Lily Anderson’s follow-up to The Only Thing Worse Than Me Is You will be out next Tuesday, November 21st.  Her second novel, entitled Not Now, Not Ever, is a modern story inspired by Oscar Wilde’s The Importance of Being Earnest. Today, we are THRILLED to have Lily here with us on the blog talking about her upcoming novel, plus some tips and tricks to help inspiring writers, especially those that just passed the half-way mark in NaNoWriMo!!!


not now not ever

The sequel to The Only Thing Worse than Me Is You, inspired by The Importance of Being Earnest.
Elliot Gabaroche is very clear on what she isn’t going to do this summer.
1. She isn’t going to stay home in Sacramento, where she’d have to sit through her stepmother’s sixth community theater production of The Importance of Being Earnest.
2. She isn’t going to mock trial camp at UCLA.
3. And she certainly isn’t going to the Air Force summer program on her mother’s base in Colorado Springs.
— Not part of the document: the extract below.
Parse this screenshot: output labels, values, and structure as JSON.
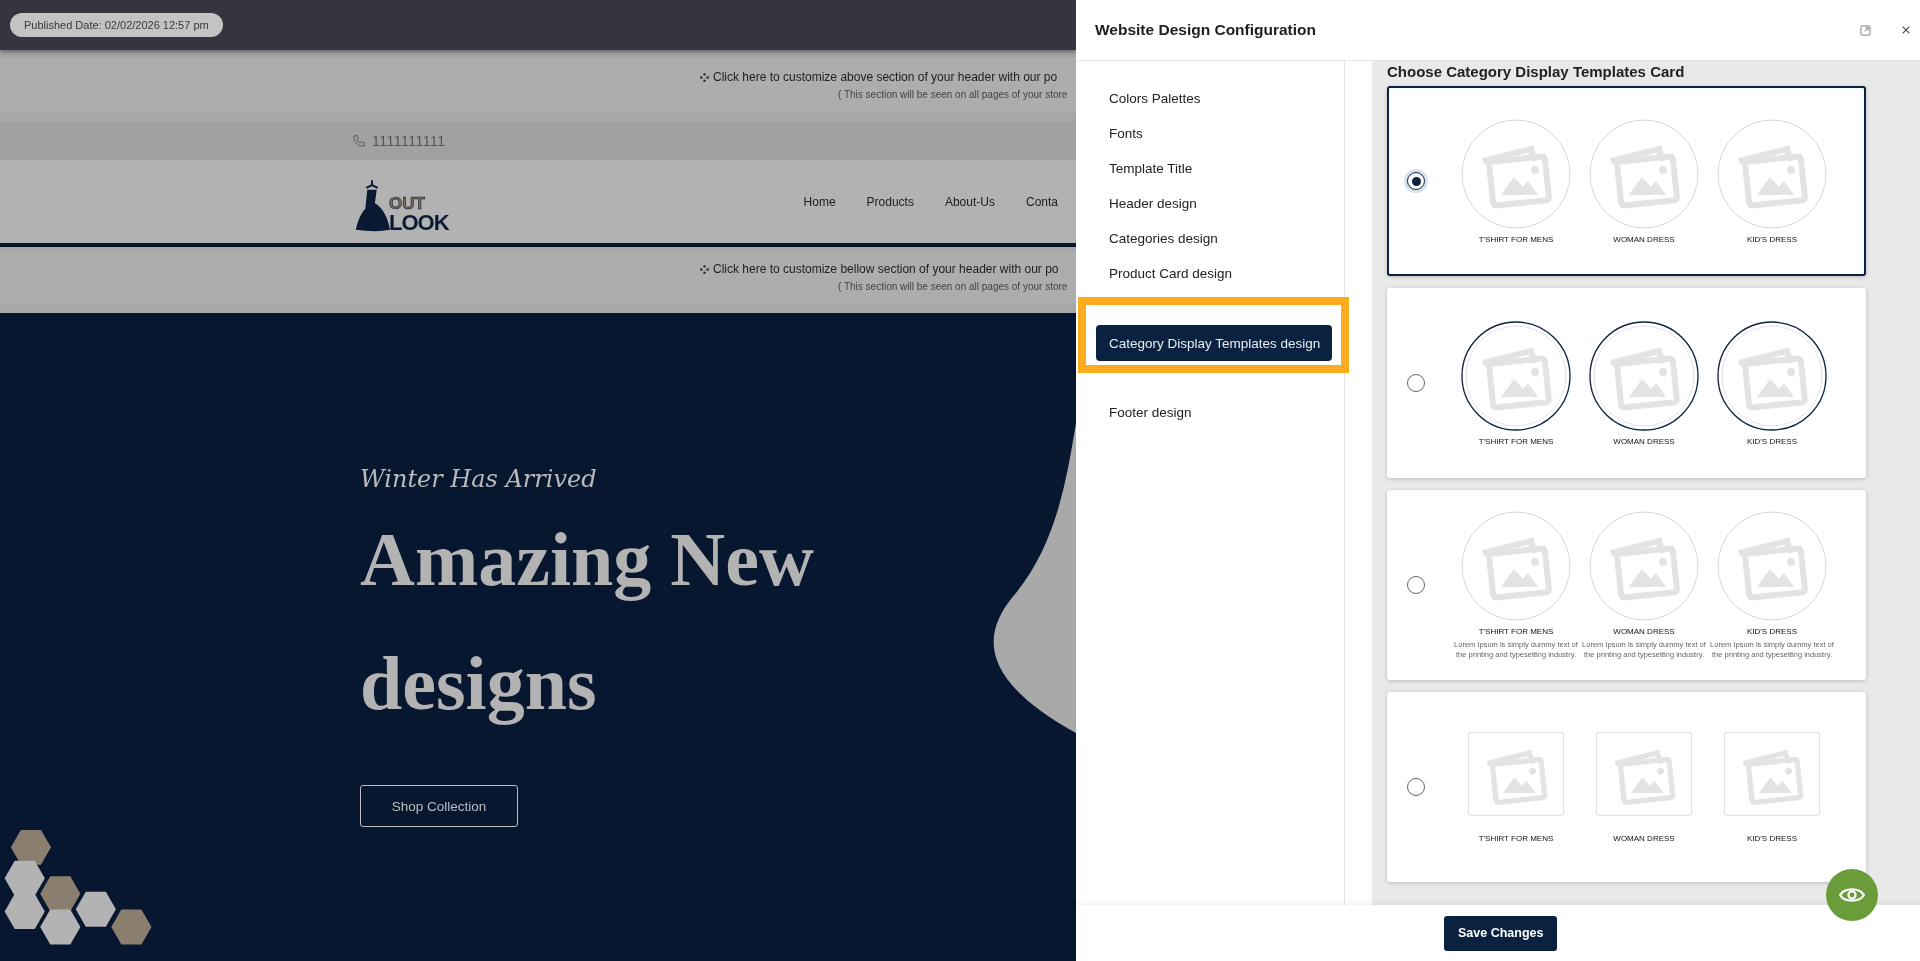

As cool as it would be to live-action-role-play Ender’s Game, Ellie’s seen three generations of her family go through USAF boot camp up close, and she knows that it’s much less Luke/Yoda/”feel the force,” and much more one hundred push-ups on three days of no sleep. And that just isn’t appealing, no matter how many Xenomorphs from Alien she’d be able to defeat afterwards.
What she is going to do is pack up her attitude, her favorite Octavia Butler novels, and her Jordans, and go to summer camp. Specifically, a cutthroat academic-decathlon-like competition for a full scholarship to Rayevich College, the only college with a Science Fiction Literature program. And she’s going to start over as Ever Lawrence, on her own terms, without the shadow of all her family’s expectations. Because why do what’s expected of you when you can fight other genius nerds to the death for a shot at the dream you’re sure your family will consider a complete waste of time?
This summer’s going to be great.


Lily Anderson

Lily Anderson is a school librarian and Melvil Dewey fangirl with an ever-growing collection of musical theater tattoos and Harry Potter ephemera. She lives in Northern California, far from her mortal enemy: the snow.



What was your inspiration for Not Now, Not Ever?
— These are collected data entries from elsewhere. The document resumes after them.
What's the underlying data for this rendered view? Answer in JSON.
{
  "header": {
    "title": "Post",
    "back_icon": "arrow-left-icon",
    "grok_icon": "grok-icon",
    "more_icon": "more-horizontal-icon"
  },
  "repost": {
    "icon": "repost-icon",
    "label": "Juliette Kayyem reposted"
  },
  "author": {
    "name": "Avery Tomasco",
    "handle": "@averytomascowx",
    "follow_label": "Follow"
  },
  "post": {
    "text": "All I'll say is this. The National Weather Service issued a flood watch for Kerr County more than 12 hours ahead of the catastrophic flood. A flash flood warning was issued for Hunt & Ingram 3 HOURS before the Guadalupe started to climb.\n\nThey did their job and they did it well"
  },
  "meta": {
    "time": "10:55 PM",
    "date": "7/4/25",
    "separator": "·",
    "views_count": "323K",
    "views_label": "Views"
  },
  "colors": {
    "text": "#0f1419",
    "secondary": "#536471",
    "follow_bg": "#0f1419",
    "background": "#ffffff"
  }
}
“NOT NOW, NOT EVER took inspiration from all over. The competition of Camp Onward was inspired by my memories of youth theater. Elliot being a female junior to her dad was inspired by my cousin Drew, who isn’t Andrew IV because she’s a girl but got pretty close with an ungendered name. The Lawrence family’s ties to the Air Force was inspired by my upbringing next  to Travis Air Force Base. Elliot’s love of science fiction—but particularly Dune—was stolen whole cloth from my best friend, Erin, who also recited the Litany Against Fear when she’s in a stressful situation.  And The Importance Of Being Earnest just rocks.”

This post is slated to go up about mid-way through NaNoWriMo–can you share some inspiration of how you wrote this novel and persevered through the difficult moments, plus any tips for aspiring authors?

So far, NOT NOW NOT EVER is the hardest book I’ve ever written. It took almost ten times as long to write as my next book, UNDEAD GIRL GANG. I wrote the first chapter of NOT NOW seven times before I found one that would work and even after that I had to change my outline a few more times to get to the book as it is now. Halfway through writing it, I took an entire subplot out and then put it back in.

I thought I was going to skirt the “second book curse” because NOT NOW wasn’t my real second book. I’d finished a few novels by the time I was sitting down to plot NOT NOW. But this was my first book after publication. It was the first book I was writing as a professional writer. And I had to learn how to be a professional writer. Which really means, giving myself room to be bad at it. Publishing one book (or three books or a hundred books) doesn’t mean that the next one is going to be easy. It doesn’t mean that your plots are without holes and your characters are immediately fleshed out. It does mean that you have reviews from your old book floating around and you know what your weaknesses are and tropes your editor hates. Your brain is crowded.

Every book is teaching you how to write that book. You are learning to be good at writing that book. NOT NOW, NOT EVER was a book that couldn’t stick to an outline, where THE ONLY THING WORSE THAN ME IS YOU held fast to the five act structure is was based on. NOT NOW, NOT EVER wanted to be steamier than I thought it was going to be, so I had to just let my characters keep making out with each other.

I don’t usually go for the metaphor that books are like babies (because I have to forget about my books to a certain extent in order to write the next one), but in this instance it is kind of true. You can’t parent every kid the exact same way because everyone has different needs. You can’t write every book the same way either. They aren’t the same book.

Give yourself room to suck. And then get real good at editing.